Some of these big stories lack a clear point of view. A big investigation is an opportunity for journalists to become as expert on a subject as the experts themselves — or rather, less so in some ways, more in others. A journalist covering the FDA won’t get to a Ph.D in chemistry, but she or he can learn a hell of a lot about how the system works, without the prejudices of people who are part of the system and know a single slice of it really well. That level of expertise and perspective means that, depending on what you find, you can say something nobody’s said before, about the agency in question, about politics today, America today, the world too. But too many projects stop at “something about the FDA.” They figure exposing a snafu is enough. This is a big problem, because the “product” tends to be pretty dry and heavy going.
For a while, Mickey Kaus had a feature on his blog called SeriesSkipper, in which he’d sit down and read a long, boring newspaper series for you, summarize the key points, and then recommend whether you should actually sit down and spend hours reading it. In most cases, he recommended against.
Personally, I’d like to see more ideas in the storytelling. One series I loved, to give an example, was the 1997 Baltimore Sun series The Shipbreakers, about how giant ships are dismantled abroad in extremely hazardous conditions. It told you something surprising about the world — what was going on down on the docks in Baltimore and how it was tied to what was going on the other side of the globe.

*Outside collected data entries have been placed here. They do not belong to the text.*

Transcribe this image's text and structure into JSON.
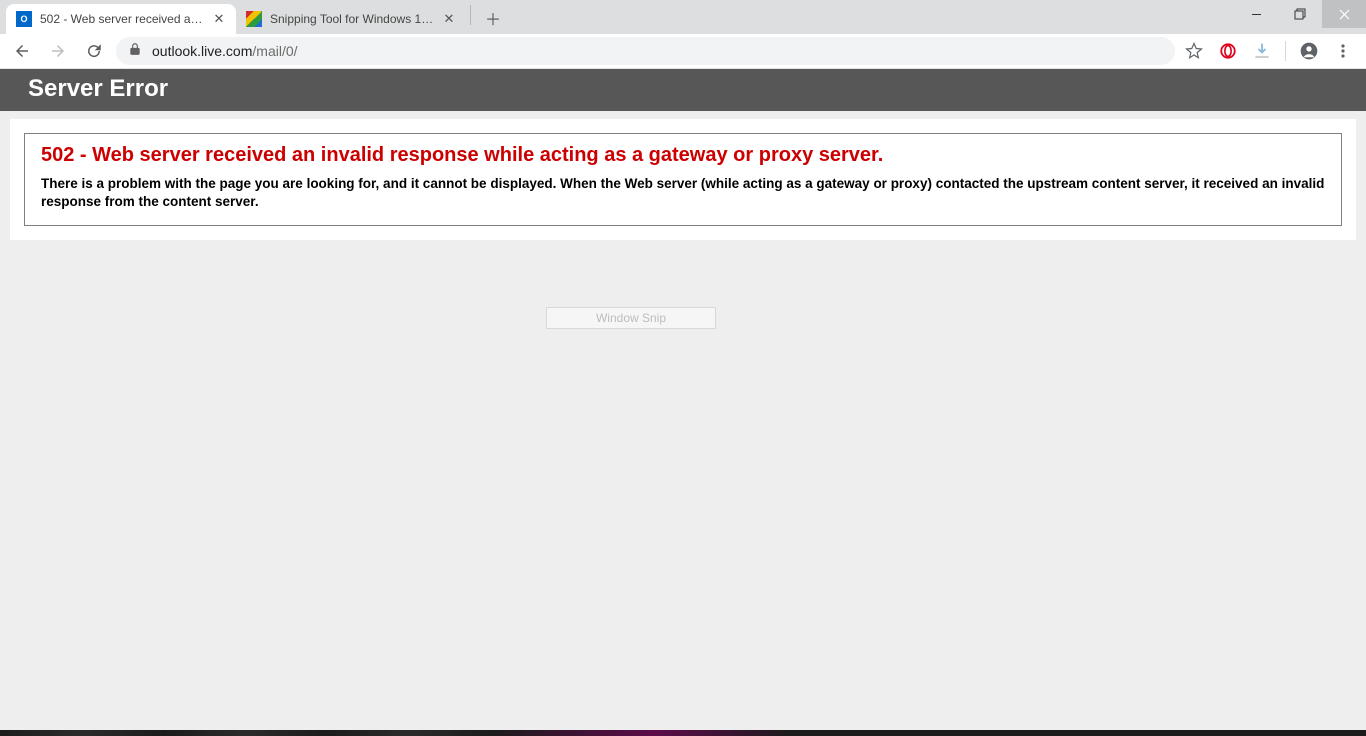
{
  "tabs": [
    {
      "title": "502 - Web server received an inv",
      "active": true,
      "favicon": "outlook"
    },
    {
      "title": "Snipping Tool for Windows 10/8",
      "active": false,
      "favicon": "snip"
    }
  ],
  "omnibox": {
    "host": "outlook.live.com",
    "path": "/mail/0/"
  },
  "page": {
    "header": "Server Error",
    "error_title": "502 - Web server received an invalid response while acting as a gateway or proxy server.",
    "error_desc": "There is a problem with the page you are looking for, and it cannot be displayed. When the Web server (while acting as a gateway or proxy) contacted the upstream content server, it received an invalid response from the content server."
  },
  "overlay": {
    "snip_label": "Window Snip"
  }
}
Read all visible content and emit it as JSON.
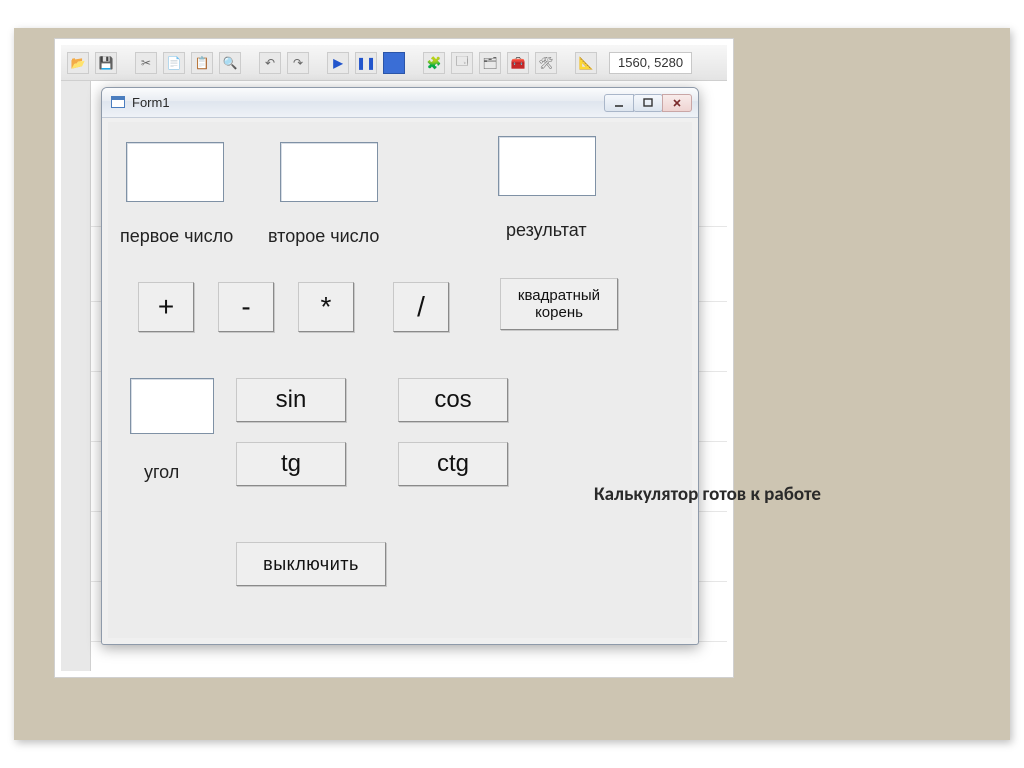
{
  "slide_caption": "Калькулятор готов к работе",
  "ide": {
    "cursor_coords": "1560, 5280"
  },
  "window": {
    "title": "Form1"
  },
  "labels": {
    "first_number": "первое число",
    "second_number": "второе число",
    "result": "результат",
    "angle": "угол"
  },
  "inputs": {
    "first_number": "",
    "second_number": "",
    "result": "",
    "angle": ""
  },
  "buttons": {
    "plus": "+",
    "minus": "-",
    "multiply": "*",
    "divide": "/",
    "sqrt": "квадратный\nкорень",
    "sin": "sin",
    "cos": "cos",
    "tg": "tg",
    "ctg": "ctg",
    "off": "выключить"
  }
}
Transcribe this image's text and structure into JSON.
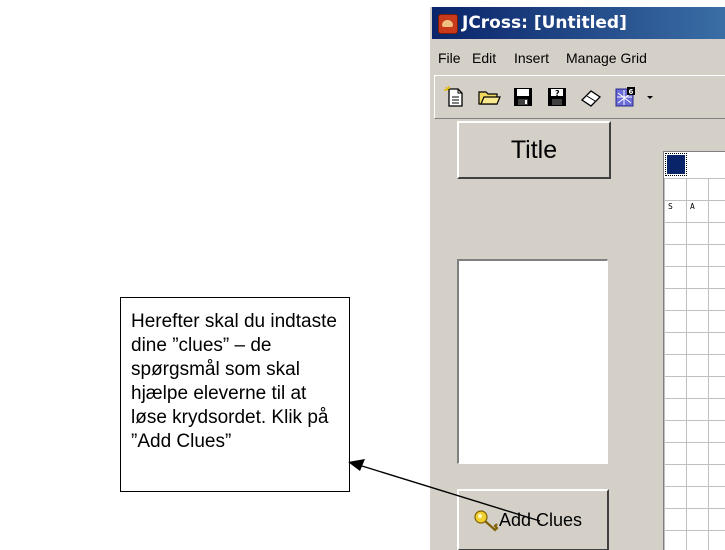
{
  "window": {
    "title": "JCross: [Untitled]"
  },
  "menu": {
    "items": [
      "File",
      "Edit",
      "Insert",
      "Manage Grid"
    ]
  },
  "toolbar": {
    "buttons": [
      "new-file-icon",
      "open-folder-icon",
      "save-icon",
      "save-as-icon",
      "eraser-icon",
      "export-web-icon"
    ]
  },
  "left_pane": {
    "title_button": "Title",
    "add_clues_button": "Add Clues"
  },
  "grid": {
    "letters": [
      "S",
      "A"
    ],
    "selected_color": "#0a246a"
  },
  "callout": {
    "lines": [
      "Herefter skal du indtaste",
      "dine ”clues” – de",
      "spørgsmål som skal",
      "hjælpe eleverne til at",
      "løse krydsordet. Klik på",
      "”Add Clues”"
    ]
  },
  "colors": {
    "titlebar_start": "#0a246a",
    "titlebar_end": "#3a6ea5",
    "face": "#d4d0c8"
  }
}
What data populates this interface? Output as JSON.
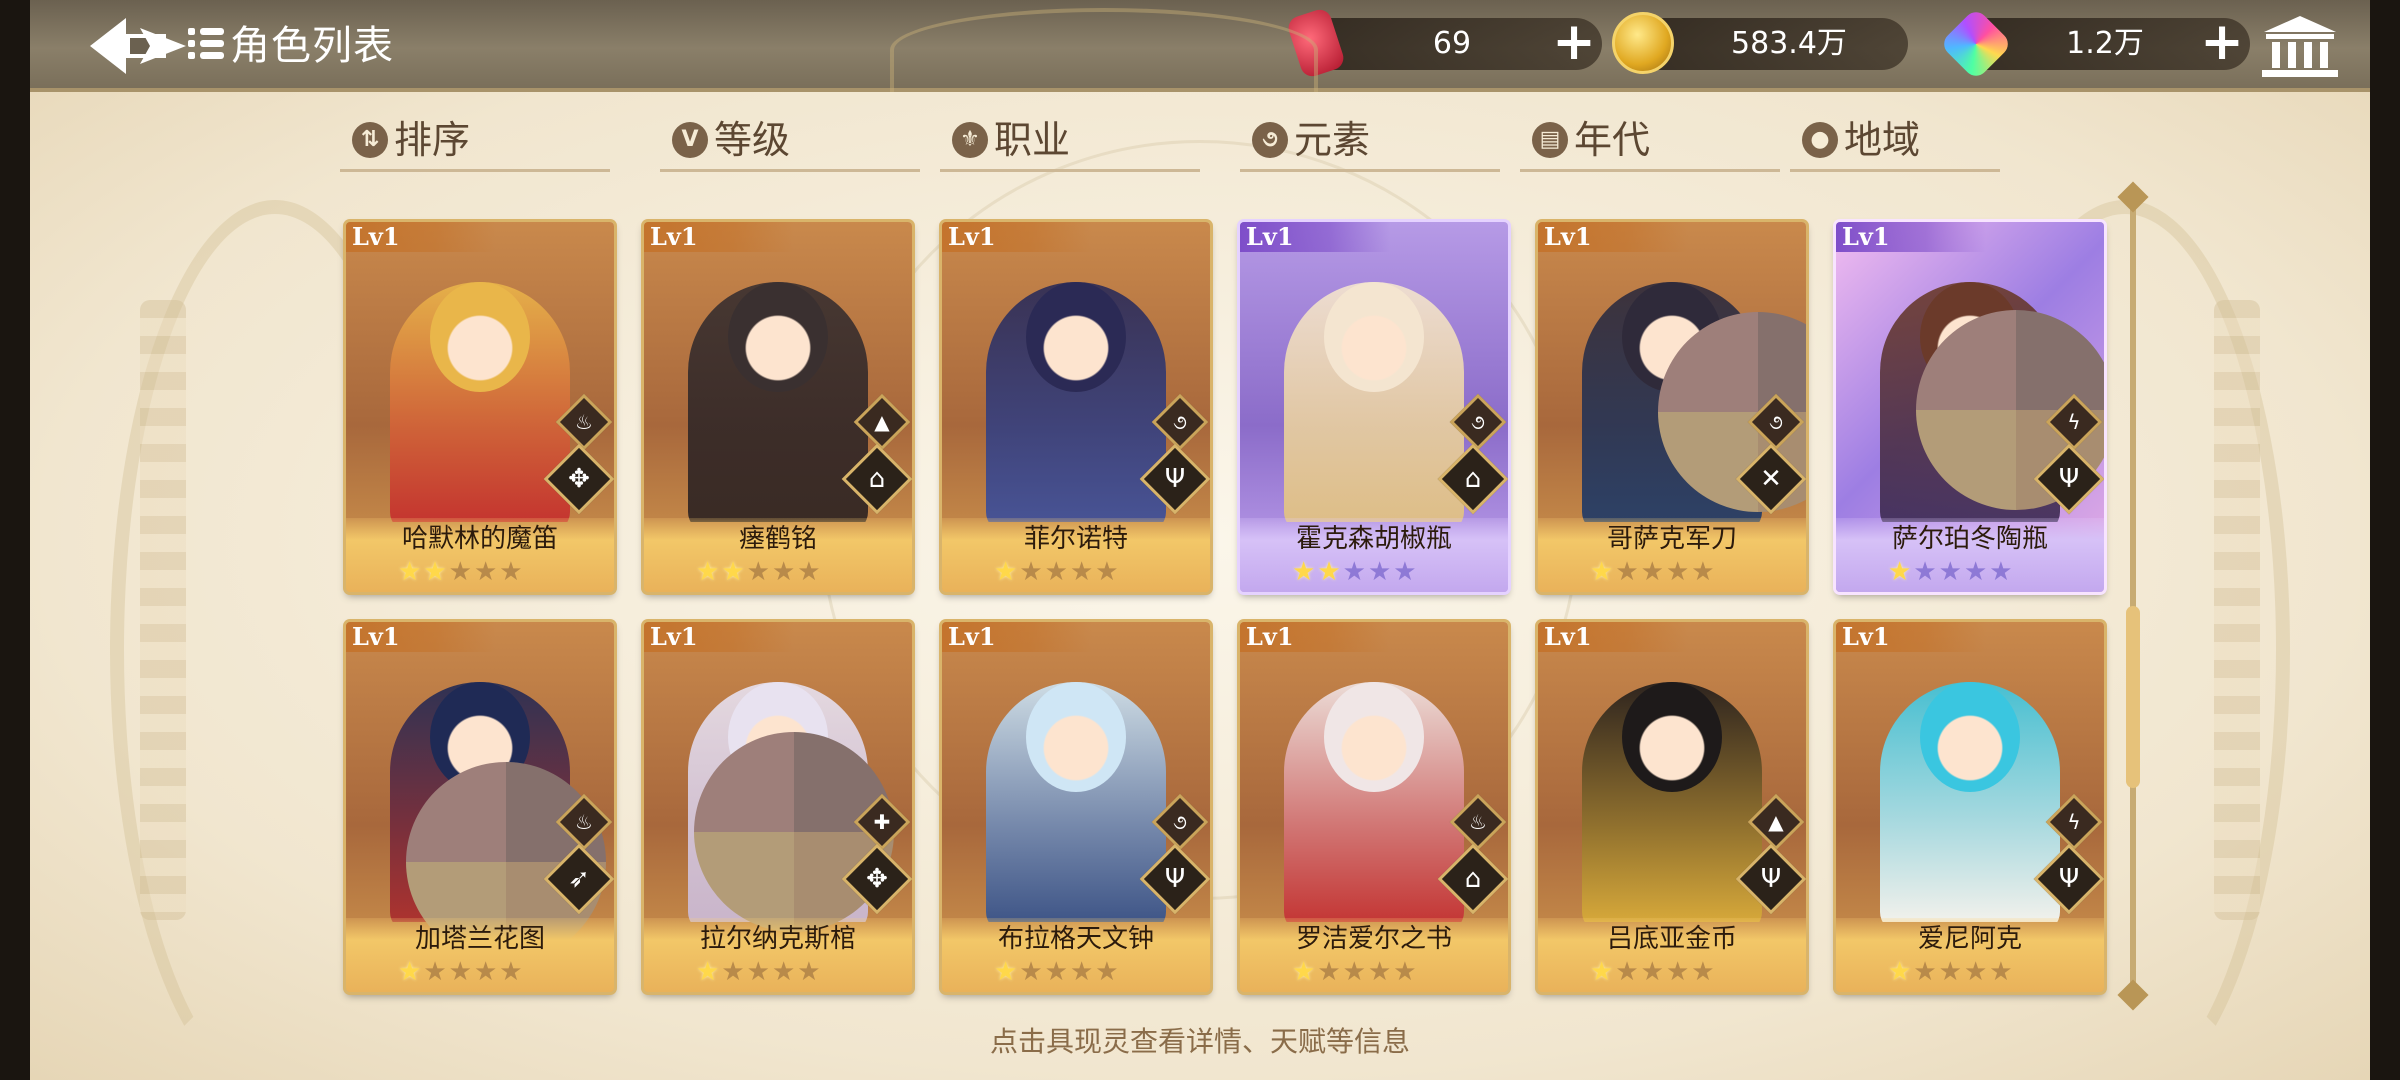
{
  "header": {
    "title": "角色列表",
    "resources": [
      {
        "id": "stamina",
        "icon": "drink-can-icon",
        "value": "69"
      },
      {
        "id": "gold",
        "icon": "gold-coin-icon",
        "value": "583.4万"
      },
      {
        "id": "gem",
        "icon": "rainbow-gem-icon",
        "value": "1.2万"
      }
    ]
  },
  "tabs": [
    {
      "label": "排序",
      "icon": "sort-icon",
      "glyph": "⇅"
    },
    {
      "label": "等级",
      "icon": "level-v-icon",
      "glyph": "V"
    },
    {
      "label": "职业",
      "icon": "job-icon",
      "glyph": "⚜"
    },
    {
      "label": "元素",
      "icon": "element-swirl-icon",
      "glyph": "૭"
    },
    {
      "label": "年代",
      "icon": "calendar-icon",
      "glyph": "▤"
    },
    {
      "label": "地域",
      "icon": "location-pin-icon",
      "glyph": "●"
    }
  ],
  "cards": [
    {
      "level": "Lv1",
      "name": "哈默林的魔笛",
      "stars": 2,
      "rarity": "gold",
      "element": "fire-icon",
      "class": "support-class-icon",
      "palette": [
        "#e9b64a",
        "#c3262b"
      ]
    },
    {
      "level": "Lv1",
      "name": "瘗鹤铭",
      "stars": 2,
      "rarity": "gold",
      "element": "earth-icon",
      "class": "book-class-icon",
      "palette": [
        "#3a3030",
        "#2a2020"
      ]
    },
    {
      "level": "Lv1",
      "name": "菲尔诺特",
      "stars": 1,
      "rarity": "gold",
      "element": "wind-icon",
      "class": "trident-class-icon",
      "palette": [
        "#2b2a55",
        "#3b4fa0"
      ]
    },
    {
      "level": "Lv1",
      "name": "霍克森胡椒瓶",
      "stars": 2,
      "rarity": "purple",
      "element": "wind-icon",
      "class": "book-class-icon",
      "palette": [
        "#f4e5d0",
        "#e3c27a"
      ]
    },
    {
      "level": "Lv1",
      "name": "哥萨克军刀",
      "stars": 1,
      "rarity": "gold",
      "element": "wind-icon",
      "class": "swords-class-icon",
      "palette": [
        "#2f2a3a",
        "#1c3a6b"
      ]
    },
    {
      "level": "Lv1",
      "name": "萨尔珀冬陶瓶",
      "stars": 1,
      "rarity": "iris",
      "element": "thunder-icon",
      "class": "trident-class-icon",
      "palette": [
        "#6b3a2a",
        "#3a2a55"
      ]
    },
    {
      "level": "Lv1",
      "name": "加塔兰花图",
      "stars": 1,
      "rarity": "gold",
      "element": "fire-icon",
      "class": "bow-class-icon",
      "palette": [
        "#1f2a55",
        "#b02a2a"
      ]
    },
    {
      "level": "Lv1",
      "name": "拉尔纳克斯棺",
      "stars": 1,
      "rarity": "gold",
      "element": "light-icon",
      "class": "support-class-icon",
      "palette": [
        "#e8e2f0",
        "#c9b9d8"
      ]
    },
    {
      "level": "Lv1",
      "name": "布拉格天文钟",
      "stars": 1,
      "rarity": "gold",
      "element": "wind-icon",
      "class": "trident-class-icon",
      "palette": [
        "#cfe6f5",
        "#2a4a8a"
      ]
    },
    {
      "level": "Lv1",
      "name": "罗洁爱尔之书",
      "stars": 1,
      "rarity": "gold",
      "element": "fire-icon",
      "class": "book-class-icon",
      "palette": [
        "#f0e6e6",
        "#c2262b"
      ]
    },
    {
      "level": "Lv1",
      "name": "吕底亚金币",
      "stars": 1,
      "rarity": "gold",
      "element": "earth-icon",
      "class": "trident-class-icon",
      "palette": [
        "#1e1a1a",
        "#e0b23a"
      ]
    },
    {
      "level": "Lv1",
      "name": "爱尼阿克",
      "stars": 1,
      "rarity": "gold",
      "element": "thunder-icon",
      "class": "trident-class-icon",
      "palette": [
        "#3ac6e0",
        "#ffffff"
      ]
    }
  ],
  "hint": "点击具现灵查看详情、天赋等信息",
  "colors": {
    "header_bg": "#7a6f5a",
    "panel_bg": "#f6eedc",
    "tab_text": "#5c4732",
    "gold_card": "#c9894c",
    "purple_card": "#8b6cc9",
    "star_on": "#ffd84a"
  }
}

In a digitizing, globalizing world, there are a lot of opportunities to expose problems and explore the connections linking what’s going on in Washington, at the community level, and around the world — problems NewAssignment.Net is particularly well-positioned to explore.
Part-two of this interview is here.
Jeff Jarvis says McQuaid is “a poster child for newspaper cutbacks done wrong.”
I have been arguing that cutbacks are a good thing if they are used to boil a paper to its essence, to get rid of the useless stuff and decide what a paper’s real value is: reporting. Cutbacks are bad if they maintain the commodity stuff at the expense of reporting.
Dan Kennedy was there when I explained NewAssignment.Net to the Berkman Center on Internet and Society. (Here’s the mp3 for audio; the webcast for video.) Kennedy writes:
What I find most interesting about Rosen’s idea is that he wants to figure out how to add professional journalists to the mix. Given the current economic decline of the news business, getting this right strikes me as essential both for preserving journalism’s public-service mission and, frankly, for helping the next generation of journalists find jobs. Indeed, Rosen welcomes help from journalism students.
Howard Weaver: “I’m not sure about Rosen’s ambitious plans for a national network of journalists and citizens joining to produce enterprise stories and investigations. But I am pretty sure there’s productive ground to plow in what he refers to as ‘Pro-Am’ journalism, where professionals guide the work of contributors.”